Other approaches that fall into the same category are of course that all software needs to have good tests. Every experienced programmer knows that complex software that isn't tested isn't just in the category where it may not work, but in fact in the category where it does not work. For software that continues to be developed (nearly all software), that also implies that testing must be part of the development process, for example as part of a Continuous Integration framework. Some would advocate that tests should also check every assertion in the code to ensure that they trigger when they are needed; in my view, that may be going too far, but I appreciate the spirit of anticipating that one may also make mistakes writing assertions.

Summary

The point I want to make here is not that defensive programming is good (though it unambiguously is), but what made people think about it in the first place: all of these techniques ultimately came about because of unpleasant walks around the block coming to terms with the fact that we make mistakes and apparently can't seem to stop ourselves from making mistakes.

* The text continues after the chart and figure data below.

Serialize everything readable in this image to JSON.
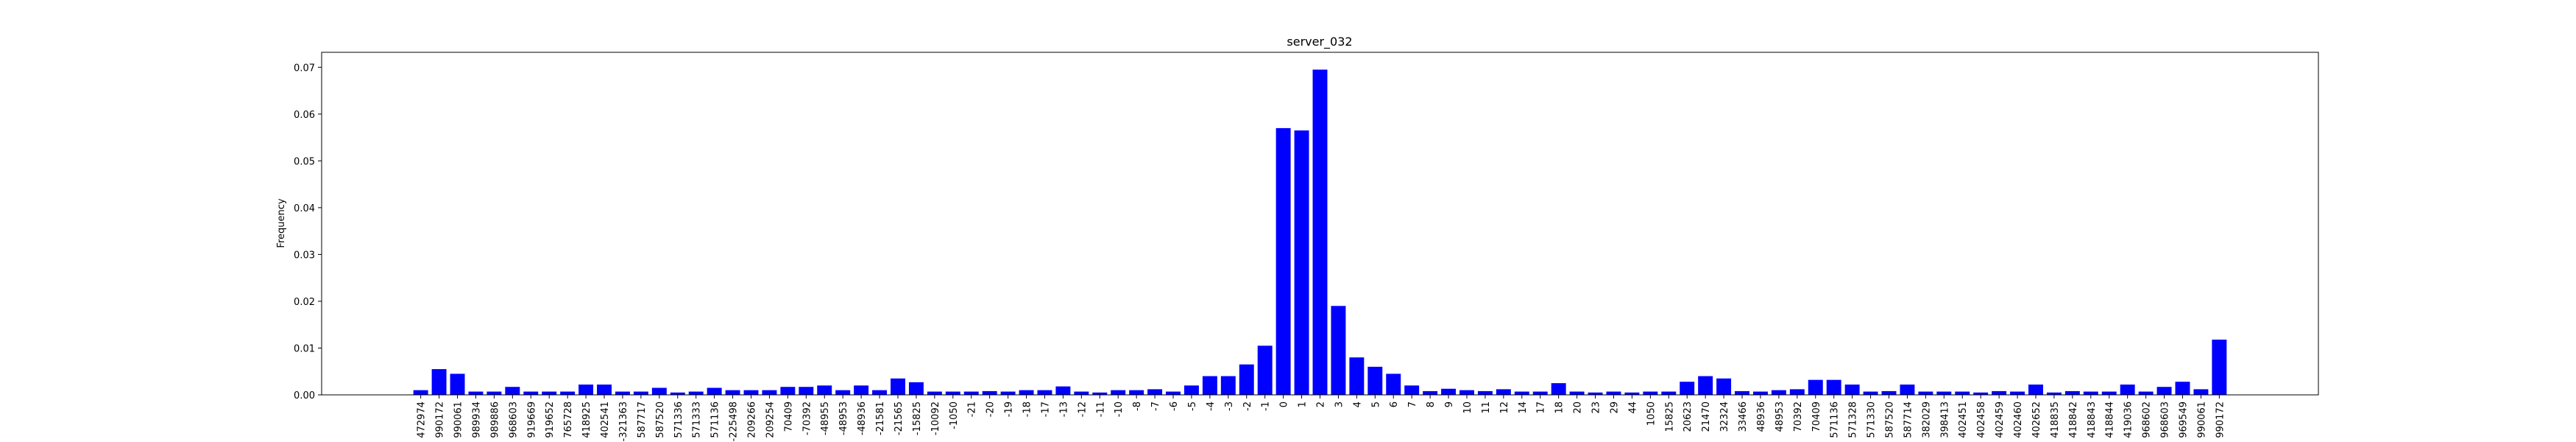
{
  "chart_data": {
    "type": "bar",
    "title": "server_032",
    "ylabel": "Frequency",
    "color": "#0000ff",
    "categories": [
      "472974",
      "990172",
      "990061",
      "989934",
      "989886",
      "968603",
      "919669",
      "919652",
      "765728",
      "418925",
      "402541",
      "-321363",
      "587717",
      "587520",
      "571336",
      "571333",
      "571136",
      "-225498",
      "209266",
      "209254",
      "70409",
      "-70392",
      "-48955",
      "-48953",
      "-48936",
      "-21581",
      "-21565",
      "-15825",
      "-10092",
      "-1050",
      "-21",
      "-20",
      "-19",
      "-18",
      "-17",
      "-13",
      "-12",
      "-11",
      "-10",
      "-8",
      "-7",
      "-6",
      "-5",
      "-4",
      "-3",
      "-2",
      "-1",
      "0",
      "1",
      "2",
      "3",
      "4",
      "5",
      "6",
      "7",
      "8",
      "9",
      "10",
      "11",
      "12",
      "14",
      "17",
      "18",
      "20",
      "23",
      "29",
      "44",
      "1050",
      "15825",
      "20623",
      "21470",
      "32324",
      "33466",
      "48936",
      "48953",
      "70392",
      "70409",
      "571136",
      "571328",
      "571330",
      "587520",
      "587714",
      "382029",
      "398413",
      "402451",
      "402458",
      "402459",
      "402460",
      "402652",
      "418835",
      "418842",
      "418843",
      "418844",
      "419036",
      "968602",
      "968603",
      "969549",
      "990061",
      "990172"
    ],
    "values": [
      0.001,
      0.0055,
      0.0045,
      0.0007,
      0.0007,
      0.0017,
      0.0007,
      0.0007,
      0.0007,
      0.0022,
      0.0022,
      0.0007,
      0.0007,
      0.0015,
      0.0005,
      0.0007,
      0.0015,
      0.001,
      0.001,
      0.001,
      0.0017,
      0.0017,
      0.002,
      0.001,
      0.002,
      0.001,
      0.0035,
      0.0027,
      0.0007,
      0.0007,
      0.0007,
      0.0008,
      0.0007,
      0.001,
      0.001,
      0.0018,
      0.0007,
      0.0005,
      0.001,
      0.001,
      0.0012,
      0.0007,
      0.002,
      0.004,
      0.004,
      0.0065,
      0.0105,
      0.057,
      0.0565,
      0.0695,
      0.019,
      0.008,
      0.006,
      0.0045,
      0.002,
      0.0008,
      0.0013,
      0.001,
      0.0008,
      0.0012,
      0.0007,
      0.0007,
      0.0025,
      0.0007,
      0.0005,
      0.0007,
      0.0005,
      0.0007,
      0.0007,
      0.0028,
      0.004,
      0.0035,
      0.0008,
      0.0007,
      0.001,
      0.0012,
      0.0032,
      0.0032,
      0.0022,
      0.0007,
      0.0008,
      0.0022,
      0.0007,
      0.0007,
      0.0007,
      0.0005,
      0.0008,
      0.0007,
      0.0022,
      0.0005,
      0.0008,
      0.0007,
      0.0007,
      0.0022,
      0.0007,
      0.0017,
      0.0028,
      0.0012,
      0.0118
    ],
    "ylim": [
      0,
      0.0732
    ],
    "yticks": [
      {
        "value": 0,
        "label": "0.00"
      },
      {
        "value": 0.01,
        "label": "0.01"
      },
      {
        "value": 0.02,
        "label": "0.02"
      },
      {
        "value": 0.03,
        "label": "0.03"
      },
      {
        "value": 0.04,
        "label": "0.04"
      },
      {
        "value": 0.05,
        "label": "0.05"
      },
      {
        "value": 0.06,
        "label": "0.06"
      },
      {
        "value": 0.07,
        "label": "0.07"
      }
    ]
  }
}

This process of reflecting about what we do and how we do it is an important component at getting better at what we do. We can do this by walking around the block after each debugging session. Others keep a journal in which they write their insights about how they work, possibly illustrating their thoughts with code snippets or screenshots from their own work. I require students in some of my classes to do this, and indeed there is research that says that this kind of "reflective writing" leads to deeper learning of processes and practice. At the end of the day, what's important is forcing ourselves to be introspective and learn how we, as software engineers, operate.

Author bio

Wolfgang Bangerth is a professor of mathematics and (by courtesy) geosciences at Colorado State University. In 1997, he founded and is now one of the Principal Developers of the deal.II project that provides finite element functionality from laptops to supercomputers. In 2011, he also co-founded and has since been a Principal Developer of ASPECT, the Advanced Simulator for Problems in Earth ConvecTion, a software package for the simulation of convection in the Earth mantle and the dynamics of Earth's crust.

Despite his apparent focus on safety nets, he tremendously enjoyed skydiving for a few years. He's into hiking and climbing the exposed ridges going up and between Colorado's highest peaks these days. (He does, however, carry a satellite communicator on these trips.)

Before joining Colorado State University, he was on the faculty of Texas A&M University and a postdoc at the University of Texas at Austin. He received his PhD from the University of Heidelberg, Germany, in 2002.